Câmara da Lagoa quer cedência da Fábrica do Álcool por parte do Governo Regional dos Açores

Em audição da comissão especializada permanente de assuntos sociais, o Vice-presidente da Câmara Municipal de Lagoa, Frederico Sousa, frisou a intenção camarária no que se relaciona com a Fábrica de Álcool, cuja resolução futura para aquele espaço é de facto uma prioridade para o atual executivo camarário. A intenção passa por uma cedência do edifício à edilidade por parte do Governo Regional dos Açores, bem como apoio monetário que garanta a sua manutenção, conservação e requalificação/ adaptação à dinamização que a Câmara Municipal de Lagoa pretende para aquele espaço e zona e que é capaz de promover. A título de exemplo, elencou o que se sucedeu com o Convento de Santo António, na freguesia de Santa Cruz, cedido pelo Governo, tendo a edilidade requalificado, dinamizado e devolvido à comunidade lagoense.

Nessa matéria, Frederico Sousa recordou ainda a atuação do município de Lagoa que, através de um grupo de trabalho nomeado para o efeito em 2017, já definiu um conjunto de linhas orientadores para a afetação daquilo que pode ser o novo uso da fábrica e que reconhece também aquilo que constitui interesse para a comunidade local lagoense, salvaguardando o valor do património cultural existente daquele espaço que tem uma forte relação com a história concelhia.
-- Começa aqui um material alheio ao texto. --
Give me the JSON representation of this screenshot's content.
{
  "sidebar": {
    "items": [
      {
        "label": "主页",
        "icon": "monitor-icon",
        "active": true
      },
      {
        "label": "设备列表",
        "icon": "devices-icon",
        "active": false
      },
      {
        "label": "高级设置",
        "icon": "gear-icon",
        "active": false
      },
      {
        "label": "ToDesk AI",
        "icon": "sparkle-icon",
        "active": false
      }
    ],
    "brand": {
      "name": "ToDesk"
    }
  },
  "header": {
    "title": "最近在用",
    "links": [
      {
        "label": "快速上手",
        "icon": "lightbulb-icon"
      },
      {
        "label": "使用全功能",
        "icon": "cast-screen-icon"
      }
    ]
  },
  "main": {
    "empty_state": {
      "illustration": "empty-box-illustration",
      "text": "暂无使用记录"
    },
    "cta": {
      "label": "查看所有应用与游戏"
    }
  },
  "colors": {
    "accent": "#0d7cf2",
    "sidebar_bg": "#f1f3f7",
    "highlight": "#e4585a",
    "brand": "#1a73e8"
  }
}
As propostas de intervenção passam pela criação de um núcleo museológico industrial; um espaço dedicado a indústrias criativas, mas também albergar outras valências que possam ser alvo de um concurso de ideias/ projetos, nomeadamente um mercado municipal moderno diferente do pressuposto há 10 anos, devendo ser complementar aos já existentes na ilha. Por outro lado, prevê ainda albergar um conjunto de valências ligadas ao turismo, à restauração, num espaço amplo que detém uma área de cerca de 10.000 m2.

O Vice-presidente da Câmara Municipal relembrou ainda que, o município também classificou parcialmente o imóvel, em 2017, garantindo, assim, a preservação da história e do património industrial daquele espaço, caso seja alvo de investimento privado, devendo o mesmo ser compatível com a classificação em causa.

Paralelamente, salientou igualmente que, a Câmara Municipal de Lagoa, em termos de regulamento do território, está também a rever o Plano Diretor Municipal que prevê a proteção em termos urbanísticos daquela zona, prevendo regras especificas, uma vez que é uma zona central da cidade e do concelho de Lagoa, com uma envolvência única no panorama regional com proximidade ao mar e numa costa que apresenta boas acessibilidades, sendo, desta forma, prematuro de se avançar com um Plano de Pormenor daquela zona, conforme abordado e proposto.

Refira-se que, essa audição foi feita no âmbito do Projeto de Resolução n.º 75/XII (IL) – “Recomenda ao Governo a criação de um Núcleo Museológico da Indústria Açoriana dos séculos XIX e XX para integrar a Rede de Museus e Coleções Visitáveis dos Açores”, do Projeto de Resolução n.º 79/XII (PAN) – “Recomenda ao Governo a proteção e reconversão do património da SINAGA” e do Projeto de Resolução n.º 82/XII (PSD) – Reconversão da Casa da Balança em equipamento social”.